And another shape, all smooth

 From:  Michael Gibson
693.3 In reply to 693.1 
Here are some steps... But this is starting to get a lot fancier and more difficult, if you need to do a lot of more amorphous and really non-mechanical looking stuff, you may be better off using subdivision surfaces for that style of shapes.

But here is one approach using NURBS anyway -

The big thing is you can't just start with a box, you need to more directly create a surface closer to the actual desired shape.

To do that, I'll use the sweep tool to make a more custom shaped surface.

To start with, I drew one quadrant of the sweep rails, using Draw curve / Freeform / Control points. When you use this tool the first and second points define the starting tangent direction of the curve. So if you plan on some kind of smooth mirror image like in this case, you want to make sure that second point comes away from the first right along a perpendicular direction.

So here is what I drew:

smooth_thing1.jpg


Then I selected that, and use Transform / Mirror to create a mirrored copy around the y axis. Then I selected both pieces and used Edit/Join to glue them into a single curve. This curve is made up of 2 segments. Sometimes it is nice to fuse segments together to make single segments because one single segment is guaranteed to be nice and smooth inside of it. So I turned on control points with Edit / Show pts, and selected and deleted the middle point where the 2 segments were touching, that fuses them into one single segment. Then I hit escape twice to turn off points, and selected that one and now mirrored around the xaxis. This gets you to here:




Now for a cross-section for the sweep. I decided to draw one using Draw curve / Freeform / Control points, I turned on grid snap and drew this:



You want to draw that a little off to the left side of the other curves. Now it is time to create the surface - select the last curve, and run Construct / Sweep, then select the 2 longer ones, that will generate this shape:



When you have the profile shape for a sweep off to the side like that, MoI will automatically move it and rotate it perpendicular to the rail curves. You can also have more than one, just have them in left-to-right order (all off to the side of the rails though) and they will get evenly spaced along the rails.

At this point you can also turn on points for the profile or the rails and tweak them to fine tune the shape of the surface.

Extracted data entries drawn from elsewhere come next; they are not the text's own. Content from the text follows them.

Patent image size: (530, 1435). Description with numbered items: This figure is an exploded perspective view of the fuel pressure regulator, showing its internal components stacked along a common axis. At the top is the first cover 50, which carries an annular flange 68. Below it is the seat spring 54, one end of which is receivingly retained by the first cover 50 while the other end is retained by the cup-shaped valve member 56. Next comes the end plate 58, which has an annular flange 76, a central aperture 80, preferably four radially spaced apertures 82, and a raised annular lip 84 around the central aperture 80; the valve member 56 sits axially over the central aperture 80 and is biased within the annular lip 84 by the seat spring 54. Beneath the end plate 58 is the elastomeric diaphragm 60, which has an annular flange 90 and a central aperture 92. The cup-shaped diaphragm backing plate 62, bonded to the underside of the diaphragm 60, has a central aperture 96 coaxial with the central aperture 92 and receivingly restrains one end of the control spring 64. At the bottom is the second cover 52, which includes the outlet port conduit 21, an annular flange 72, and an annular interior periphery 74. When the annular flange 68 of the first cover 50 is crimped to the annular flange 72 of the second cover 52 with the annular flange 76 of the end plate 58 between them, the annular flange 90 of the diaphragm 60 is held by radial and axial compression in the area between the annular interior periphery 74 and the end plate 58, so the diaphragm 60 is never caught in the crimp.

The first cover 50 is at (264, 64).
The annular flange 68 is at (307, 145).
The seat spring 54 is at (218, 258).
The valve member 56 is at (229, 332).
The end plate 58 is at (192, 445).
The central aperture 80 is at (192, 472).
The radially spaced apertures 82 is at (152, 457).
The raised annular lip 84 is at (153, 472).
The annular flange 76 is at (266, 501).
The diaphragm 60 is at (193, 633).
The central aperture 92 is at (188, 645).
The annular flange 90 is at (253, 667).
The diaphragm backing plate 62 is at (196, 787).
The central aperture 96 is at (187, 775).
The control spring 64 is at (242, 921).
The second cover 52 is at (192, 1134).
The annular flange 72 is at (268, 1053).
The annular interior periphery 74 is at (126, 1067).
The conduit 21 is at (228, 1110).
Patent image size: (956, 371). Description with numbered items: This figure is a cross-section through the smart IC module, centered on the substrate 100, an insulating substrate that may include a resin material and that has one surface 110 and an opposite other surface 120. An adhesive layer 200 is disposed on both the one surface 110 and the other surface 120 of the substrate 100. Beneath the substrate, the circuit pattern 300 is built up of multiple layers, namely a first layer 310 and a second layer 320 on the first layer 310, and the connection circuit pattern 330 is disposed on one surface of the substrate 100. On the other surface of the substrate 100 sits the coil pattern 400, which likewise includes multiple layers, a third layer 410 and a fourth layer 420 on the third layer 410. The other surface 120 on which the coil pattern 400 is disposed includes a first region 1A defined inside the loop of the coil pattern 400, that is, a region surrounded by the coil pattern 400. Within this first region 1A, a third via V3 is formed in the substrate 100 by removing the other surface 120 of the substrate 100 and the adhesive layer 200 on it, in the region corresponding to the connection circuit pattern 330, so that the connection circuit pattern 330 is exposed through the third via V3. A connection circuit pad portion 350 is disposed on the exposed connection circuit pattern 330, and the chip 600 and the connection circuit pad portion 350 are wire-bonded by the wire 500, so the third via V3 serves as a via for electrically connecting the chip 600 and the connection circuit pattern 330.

Then I deleted all the curves, and used ctrl+drag on that shape to make a duplicate , used Transform/Rotate to spin it around a little bit and that gets this:



Then I selected both of those, ran Construct / Boolean / Union to fuse them together into one solid, then selected the solid and ran Construct / Fillet to round the sharp edge where they intersected. If you select an entire object, all sharp edges of it will be filleted - if that's what you want it is not necessary to pick the edges themselves, just the object as a whole. Also another option for selecting things in fillet is to select a face, that will cause all the edges that belong to that face to fillet. Sometimes that is easier than trying to select individual edges.

Ok, so in this case I applied a fillet of radius 5, and then I switched the fillet shape to be "G2 Blend" instead of "Circular". The default fillet shape is circular, but that tends to make a rather mechanical type shape since it is an exact perfect circle cross-section. If you use the blend shape, it is not an exact circle anymore, it is a more organic type gradual curve shape which is what you kind of want for non-mechanical forms like this.

That generates this shape, shown here in OBJ export with display:shaded




So the key thing different from what you were showing, is to more directly draw the shape that you want, that's kind of how the overall approach works.

That gives you a lot of more explicit control over your shape, but in some situations it is hard to draw a controlled shape of something that is totally blobby and amorphous, so the more that things tend towards that direction, the less suited the NURBS toolset can become.

Eventually at some point in the future it will become more common for CAD programs to combine both "traditional" NURBS for its accuracy and quick mechanical design stuff, along with subdivision style cage modeling. There is a program called "T-Splines" that you might want to look into if this type of design is important to you, it is kind of a fusion like that. For quite a while MoI will be more focused on the more "explicit, drawing" type methods though.